Al captar la expresión de ironía manifiesta en la cara de Ariel, Istariel cambió de táctica.
—¿Cómo estás, hermana?
Por supuesto, todas las magas de pleno derecho recibían el tratamiento de «hermana», pero Istariel dotó de afecto a la palabra. Dirigido a Ariel, el término «hermana» las retrotraía a los tiempos supuestamente felices de su juventud juntas, unos cincuenta años atrás. Istariel sin duda quería algo de ella.
—Bien —respondió Ariel.
Istariel volvió a intentarlo, con valentía.
—¿Y cómo avanzan tus estudios?
—Los últimos dos años de mi vida probablemente han sido un completo desperdicio —respondió Ariel.
—La misma Ariel de siempre. —Istariel intentó decirlo con tono ligero, como si le hiciera gracia, pero no acabó de aplicar el esfuerzo necesario para que sonara convincente. Probablemente pensaba que, dado que Ariel no empleaba desaires sociales de finos matices, no era consciente de ellos.
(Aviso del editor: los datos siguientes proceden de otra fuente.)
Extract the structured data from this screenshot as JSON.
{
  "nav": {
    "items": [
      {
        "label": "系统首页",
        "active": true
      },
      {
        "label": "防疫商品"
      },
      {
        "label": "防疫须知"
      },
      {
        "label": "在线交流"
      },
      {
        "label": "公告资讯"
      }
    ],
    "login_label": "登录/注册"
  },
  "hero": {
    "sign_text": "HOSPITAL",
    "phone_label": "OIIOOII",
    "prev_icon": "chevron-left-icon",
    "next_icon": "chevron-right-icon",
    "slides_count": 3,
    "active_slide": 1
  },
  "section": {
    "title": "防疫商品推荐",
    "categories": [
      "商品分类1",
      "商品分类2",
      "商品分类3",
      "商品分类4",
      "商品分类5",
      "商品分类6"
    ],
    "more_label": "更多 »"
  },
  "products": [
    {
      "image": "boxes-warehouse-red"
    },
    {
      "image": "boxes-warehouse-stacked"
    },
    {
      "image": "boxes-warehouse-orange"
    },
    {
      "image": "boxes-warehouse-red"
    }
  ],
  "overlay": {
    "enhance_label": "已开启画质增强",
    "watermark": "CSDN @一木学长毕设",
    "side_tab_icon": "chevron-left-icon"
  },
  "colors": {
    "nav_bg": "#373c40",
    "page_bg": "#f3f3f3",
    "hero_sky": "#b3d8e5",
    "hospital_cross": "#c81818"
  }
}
Cuando eran más jóvenes y Ariel daba más importancia a lo que su aristocrática hermanita pensaba de ella, le había parecido una amarga ironía, pues Istariel ni le prestaba atención. La genialidad con la que Istariel comprendía al instante a los hombres y las mujeres que la rodeaban jamás se había hecho extensiva a Ariel, con la que tanto tiempo pasaba. Cuando Istariel la miraba, veía su cara ancha de campesina y sus gruesos brazos de campesina, su carencia de dones sociales y de preocupación por las cosas importantes (el privilegio, el poder y la posición), y veía a una campesina. Istariel creía entender a Ariel, de modo que dejó de pensar en ella en absoluto. En ese momento hasta se permitió que sus ojos se deslizaran hacia abajo.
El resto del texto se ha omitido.